The Individual household electric power consumption Data Set is a very interesting dataset available in UCI Machine Learning Repository. This Dataset has huge number of instances which makes analysis more precise and challenging. This dataset contains about 2075259 instances and 9 attributes. It basically holds data on the power consumption made in a individual house over a period of 4 years with a sampling rate of 1 minute.

Objective

Our objective is to analyse the power consumption made in an individual house over a period of 4 years i.e. from december 2006 to november 2010. We can find the peak usage and also when electricity has not at all been consumed. We can plot various graphs to analyse this and produce our predictive analysis on this dataset. This dataset can be both done using regression or clustering.

Description about Dataset

1.date: Date in format dd/mm/yyyy

2.time: time in format hh:mm:ss

3.global_active_power: household global minute-averaged active power (in kilowatt). Global active power is the power consumed by appliances other than the appliances mapped to Sub Meters. Global active power is the real power consumption i.e. the power consumed by electrical appliances other than the sub metered appliances.It is basically called wattfull power.

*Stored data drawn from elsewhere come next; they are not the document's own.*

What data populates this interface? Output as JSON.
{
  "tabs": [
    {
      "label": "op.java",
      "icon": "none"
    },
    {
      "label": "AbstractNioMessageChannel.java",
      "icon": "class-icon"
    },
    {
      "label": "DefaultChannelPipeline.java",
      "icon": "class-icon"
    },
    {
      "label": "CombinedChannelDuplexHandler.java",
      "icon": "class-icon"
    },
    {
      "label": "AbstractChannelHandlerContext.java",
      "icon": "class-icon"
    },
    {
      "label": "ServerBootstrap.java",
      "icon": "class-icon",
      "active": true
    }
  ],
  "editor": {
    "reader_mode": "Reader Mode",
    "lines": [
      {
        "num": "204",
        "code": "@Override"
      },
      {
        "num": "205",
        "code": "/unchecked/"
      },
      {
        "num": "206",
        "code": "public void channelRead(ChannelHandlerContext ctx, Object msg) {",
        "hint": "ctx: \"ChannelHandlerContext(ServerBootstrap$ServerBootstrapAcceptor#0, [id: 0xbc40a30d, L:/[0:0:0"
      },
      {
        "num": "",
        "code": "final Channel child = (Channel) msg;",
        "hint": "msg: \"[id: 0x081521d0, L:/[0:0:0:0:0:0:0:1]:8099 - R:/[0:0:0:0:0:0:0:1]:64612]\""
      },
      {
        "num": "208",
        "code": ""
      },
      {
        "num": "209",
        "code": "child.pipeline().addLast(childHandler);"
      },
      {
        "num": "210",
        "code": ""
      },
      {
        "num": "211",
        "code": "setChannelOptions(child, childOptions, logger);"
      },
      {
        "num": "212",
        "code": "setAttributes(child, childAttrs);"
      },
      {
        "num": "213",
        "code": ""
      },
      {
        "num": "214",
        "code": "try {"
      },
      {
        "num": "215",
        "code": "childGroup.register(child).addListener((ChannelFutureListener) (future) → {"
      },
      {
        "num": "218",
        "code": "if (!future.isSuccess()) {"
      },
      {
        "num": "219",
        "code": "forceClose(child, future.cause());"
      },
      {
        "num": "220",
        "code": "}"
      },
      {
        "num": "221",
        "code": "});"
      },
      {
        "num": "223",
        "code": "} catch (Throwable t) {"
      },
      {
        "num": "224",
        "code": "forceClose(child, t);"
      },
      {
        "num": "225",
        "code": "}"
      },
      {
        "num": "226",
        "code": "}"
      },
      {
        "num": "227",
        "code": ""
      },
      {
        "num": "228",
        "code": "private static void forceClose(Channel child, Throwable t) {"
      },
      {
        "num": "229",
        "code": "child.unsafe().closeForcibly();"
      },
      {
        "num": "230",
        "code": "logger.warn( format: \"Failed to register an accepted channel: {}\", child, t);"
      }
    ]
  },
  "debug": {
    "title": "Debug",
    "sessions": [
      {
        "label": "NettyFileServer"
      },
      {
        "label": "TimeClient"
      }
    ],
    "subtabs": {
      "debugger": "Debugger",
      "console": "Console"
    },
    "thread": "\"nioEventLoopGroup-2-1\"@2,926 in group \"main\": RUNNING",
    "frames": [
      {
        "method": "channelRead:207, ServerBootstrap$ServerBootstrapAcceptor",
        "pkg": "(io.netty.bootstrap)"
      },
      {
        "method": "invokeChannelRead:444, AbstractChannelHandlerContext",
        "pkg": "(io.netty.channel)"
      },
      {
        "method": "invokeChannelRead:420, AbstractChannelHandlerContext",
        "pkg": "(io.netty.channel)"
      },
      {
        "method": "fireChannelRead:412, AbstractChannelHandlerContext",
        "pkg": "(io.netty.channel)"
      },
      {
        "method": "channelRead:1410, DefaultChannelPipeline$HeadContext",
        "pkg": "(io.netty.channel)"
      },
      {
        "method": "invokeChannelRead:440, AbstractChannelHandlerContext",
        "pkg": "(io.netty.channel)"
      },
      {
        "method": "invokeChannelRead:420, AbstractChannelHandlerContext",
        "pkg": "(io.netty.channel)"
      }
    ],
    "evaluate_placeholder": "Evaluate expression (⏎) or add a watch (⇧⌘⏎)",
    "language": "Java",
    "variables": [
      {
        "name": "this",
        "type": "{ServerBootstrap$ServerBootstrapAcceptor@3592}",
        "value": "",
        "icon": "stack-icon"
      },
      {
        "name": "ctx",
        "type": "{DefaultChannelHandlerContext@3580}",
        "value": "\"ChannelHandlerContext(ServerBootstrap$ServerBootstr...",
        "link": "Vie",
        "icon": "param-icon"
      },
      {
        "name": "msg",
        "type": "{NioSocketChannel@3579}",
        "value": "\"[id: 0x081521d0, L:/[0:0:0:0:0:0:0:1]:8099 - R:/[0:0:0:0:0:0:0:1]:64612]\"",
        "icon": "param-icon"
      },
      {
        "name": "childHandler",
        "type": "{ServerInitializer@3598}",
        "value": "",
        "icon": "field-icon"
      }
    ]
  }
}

4.global_reactive_power: household global minute-averaged reactive power (in kilowatt). Global reactive power is the power which bounces back and froth without any usage or leakage. It is the imaginary power consumption. It is basically called wattless power.

5.voltage: minute-averaged voltage (in volt)

6.global_intensity: household global minute-averaged current intensity (in ampere). Intensity is magnitude of the power consumed. Also called as strength of current.

7.sub_metering_1: energy sub-metering No. 1 (in watt-hour of active energy). It corresponds to the kitchen, containing mainly a dishwasher, an oven and a microwave (hot plates are not electric but gas powered).

8.sub_metering_2: energy sub-metering No. 2 (in watt-hour of active energy). It corresponds to the laundry room, containing a washing-machine, a tumble-drier, a refrigerator and a light.

9.sub_metering_3: energy sub-metering No. 3 (in watt-hour of active energy). It corresponds to an electric water-heater and an air-conditioner.

Models we can use

With this dataset we can use both Regression and Clustering.

1. Regression: We can use the graphs and predict what will the power consumprion for the next hour. Since electricity consumption is found to be numeric we can use regression model.

2. Clustering: We can also group these data into small groups i.e. Data of electricity consumption for 3 months can be clustered or grouped so that we can have an effective predictive model.

Reading the csv file

Elec <- read.csv("C:\\Users\\Damodaran\\Desktop\\New folder\\Electricity Dataset.csv", header = TRUE)

Processing of data

Attrib <- Elec[(Elec$Date=="16-12-2006") | (Elec$Date=="13-12-2008"),]
Attrib$Global_active_power <- as.numeric(as.character(Attrib$Global_active_power))
Attrib$Global_reactive_power <- as.numeric(as.character(Attrib$Global_reactive_power))
Attrib$Voltage <- as.numeric(as.character(Attrib$Voltage))

Histogram on Global Active Power

plot1 <- function() {
    hist(Attrib$Global_active_power, main = paste("Global Active Power"), col="yellow", xlab="Global Active Power (kilowatts)")
    dev.copy(png, file="1_Hist.png", width=480, height=480)
    dev.off()
    cat("Plot1.png has been saved in", getwd())
}
plot1()
## Plot1.png has been saved in C:/Users/Damodaran/Desktop

Histogram on Global Reactive Power

plot2 <- function() {
    hist(Attrib$Global_reactive_power, main = paste("Global Reactive Power"), col="Green", xlab="Global Reactive Power (kilowatts)")
    dev.copy(png, file="2_Hist.png", width=480, height=480)
    dev.off()
    cat("Plot2.png has been saved in", getwd())
}
plot2()
## Plot2.png has been saved in C:/Users/Damodaran/Desktop

Histogram on Voltage

plot3 <- function() {
    hist(Attrib$Voltage, main = paste("Voltage (minute averaged)"), col="Red", xlab="Voltage(Volt)")
    dev.copy(png, file="3_Hist.png", width=480, height=480)
    dev.off()
    cat("Plot3.png has been saved in", getwd())
}
plot3()
## Plot3.png has been saved in C:/Users/Damodaran/Desktop